Jorion le confirme lui-même :

« En d’autres circonstances et en l’absence de numéraire susceptible d’être soumise aux opérations classiques de l’arithmétique, le qualitatif est condamné à demeurer du qualitatif et, comme l’avait déjà observé Baric à l’île Rossel : les biens échangés (au cours d’un processus différé où l’échange a lieu sous la forme de dettes imbriquées) occupent un rang qui reflète exactement le rang des partenaires de l’échange (…) » [8].

Les théories fonctionnalistes considèrent comme établi ce qu’il faudrait commencer par établir : le rang, le statut, la valeur. La genèse de la valeur de renommée est escamotée au bénéfice de l’exploitation d’une valeur constituée et représentée par le statut ou les sacra, investis ensuite dans le marché de l’échange. Mais comment s’est constituée la valeur des sacra ?

Jorion soutient que : « Dans cette perspective encore, l’économique s’efface devant le sociologique dans la mesure où le prix représente une proportion entre conditions, c’est-à-dire entre classes sociales, celles-ci n’étant à leur tour que l’expression d’un système politique. » ; thèse lévi-strausienne qui fait de la paix le prix de la réciprocité. Non seulement Lévi-Strauss estime que l’échange réciproque des femmes assure la paix où menacerait la guerre si les échanges étaient jugés inégaux, mais encore il explique la polygamie comme un échange de femmes contre la paix assurée par celui auxquelles elles sont cédées. La paix est ici non pas une valeur éthique mais un équilibre de forces.

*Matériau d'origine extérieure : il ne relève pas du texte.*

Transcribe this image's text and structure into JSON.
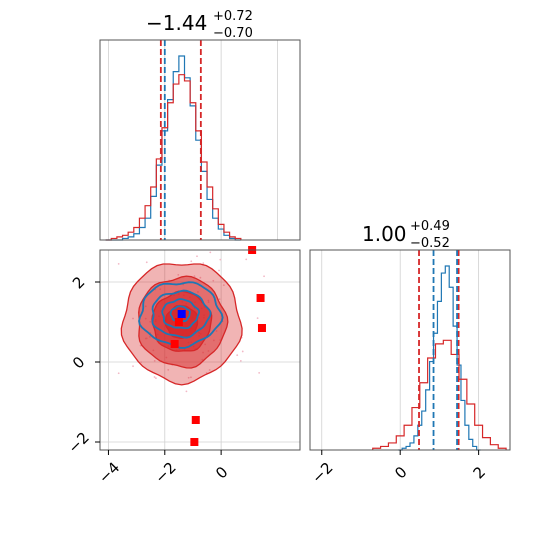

Si l’on évince de l’analyse économique tout autre principe que celui de l’intérêt, il faut trouver une justification aux transactions qui dérogent à ce principe. Celles-ci sont aussitôt renvoyées au politique par le biais de classes sociales dûment constituées. La démarche de Jorion est parallèle à celle de Polanyi, parallèle à celle de Bourdieu, parallèle à celle de Lévi-Strauss : au commencement règne la force, l’échange la relativise, et la réciprocité l’équilibre.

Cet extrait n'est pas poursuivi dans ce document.